Ainakin tällanen tutkimus on olemassa:
The Effect of Circumferential Taping on Flexor Tendon Pulley Failure in Rock Climbers
Warme and Brooks
Am J Sports Med.2000; 28: 674-678
The purpose of this study was to determine whether circumferential taping of the base of the finger increases the A2 pulley’s load to failure in a model simulating a rock climber’s grip. Nine pairs of fresh-frozen cadaveric hands, 20 to 47 years of age, were rigidly mounted in a specialized jig that maintained the finger in the climber’s "crimp" position. Two of the four fingers of each hand were reinforced over the A2 pulley with three wraps of cloth adhesive tape. The flexor digitorum profundus and superficialis tendons were distracted until pulley or tendon failure.
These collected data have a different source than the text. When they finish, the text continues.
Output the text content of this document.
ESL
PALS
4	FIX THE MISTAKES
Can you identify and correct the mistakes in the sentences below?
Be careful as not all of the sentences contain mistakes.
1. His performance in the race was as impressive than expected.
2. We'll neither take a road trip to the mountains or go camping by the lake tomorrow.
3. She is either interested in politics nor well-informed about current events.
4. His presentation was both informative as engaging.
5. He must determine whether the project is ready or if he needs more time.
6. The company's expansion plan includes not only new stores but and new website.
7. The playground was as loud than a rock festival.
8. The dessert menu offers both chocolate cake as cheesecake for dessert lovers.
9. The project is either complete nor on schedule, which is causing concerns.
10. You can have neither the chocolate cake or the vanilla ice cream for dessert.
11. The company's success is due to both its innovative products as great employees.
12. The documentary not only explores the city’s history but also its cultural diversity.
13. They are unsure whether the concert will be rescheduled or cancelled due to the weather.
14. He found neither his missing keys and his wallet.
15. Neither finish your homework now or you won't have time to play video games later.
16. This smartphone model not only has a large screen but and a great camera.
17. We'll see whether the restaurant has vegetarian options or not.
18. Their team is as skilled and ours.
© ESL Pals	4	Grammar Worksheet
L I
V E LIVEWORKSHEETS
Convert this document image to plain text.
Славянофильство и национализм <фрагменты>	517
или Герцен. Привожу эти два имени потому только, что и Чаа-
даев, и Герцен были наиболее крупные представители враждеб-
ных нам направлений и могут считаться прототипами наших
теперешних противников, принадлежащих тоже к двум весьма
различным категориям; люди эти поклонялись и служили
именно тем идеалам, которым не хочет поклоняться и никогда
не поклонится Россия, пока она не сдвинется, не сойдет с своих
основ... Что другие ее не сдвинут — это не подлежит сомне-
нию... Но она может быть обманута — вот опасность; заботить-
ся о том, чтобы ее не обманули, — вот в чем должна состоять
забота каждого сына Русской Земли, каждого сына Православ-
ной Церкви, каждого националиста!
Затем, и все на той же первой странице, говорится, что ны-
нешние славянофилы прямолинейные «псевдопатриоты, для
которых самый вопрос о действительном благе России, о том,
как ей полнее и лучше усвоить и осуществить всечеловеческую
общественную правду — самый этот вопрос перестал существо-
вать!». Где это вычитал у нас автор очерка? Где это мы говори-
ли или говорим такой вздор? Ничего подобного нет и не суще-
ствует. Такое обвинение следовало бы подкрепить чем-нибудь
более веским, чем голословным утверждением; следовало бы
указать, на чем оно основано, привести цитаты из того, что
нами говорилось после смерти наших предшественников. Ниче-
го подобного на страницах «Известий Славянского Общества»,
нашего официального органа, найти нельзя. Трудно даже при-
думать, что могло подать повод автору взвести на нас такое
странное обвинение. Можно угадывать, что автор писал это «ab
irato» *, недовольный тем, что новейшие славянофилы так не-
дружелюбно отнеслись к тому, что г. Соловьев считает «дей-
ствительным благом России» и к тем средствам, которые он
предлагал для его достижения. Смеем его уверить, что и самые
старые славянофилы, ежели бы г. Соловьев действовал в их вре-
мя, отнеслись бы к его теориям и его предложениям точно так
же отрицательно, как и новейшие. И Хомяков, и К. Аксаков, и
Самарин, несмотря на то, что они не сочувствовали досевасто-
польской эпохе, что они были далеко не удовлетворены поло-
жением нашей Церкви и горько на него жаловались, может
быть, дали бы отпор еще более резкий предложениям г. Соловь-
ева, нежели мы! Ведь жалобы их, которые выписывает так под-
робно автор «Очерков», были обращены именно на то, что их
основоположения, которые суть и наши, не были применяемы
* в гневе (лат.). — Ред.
Overall, A2 pulley strength was greater in male specimens than in female specimens, and the A2 pulley of the small finger was the weakest tested. The A2 pulley failed simultaneously with the A3 and A4 pulleys in 55% of the tests. In the remaining trials, a single pulley failed initially followed by the remainder of the sheath.
Of the 72 fingers studied, complete data were available for comparison of 22 pairs of fingers. No statistically significant difference in load to A2 pulley failure was noted between the taped and untaped finger pairs.
Based on our findings we do not support taping the base of the fingers as a prophylactic measure against flexor tendon sheath injury in the climbing athlete.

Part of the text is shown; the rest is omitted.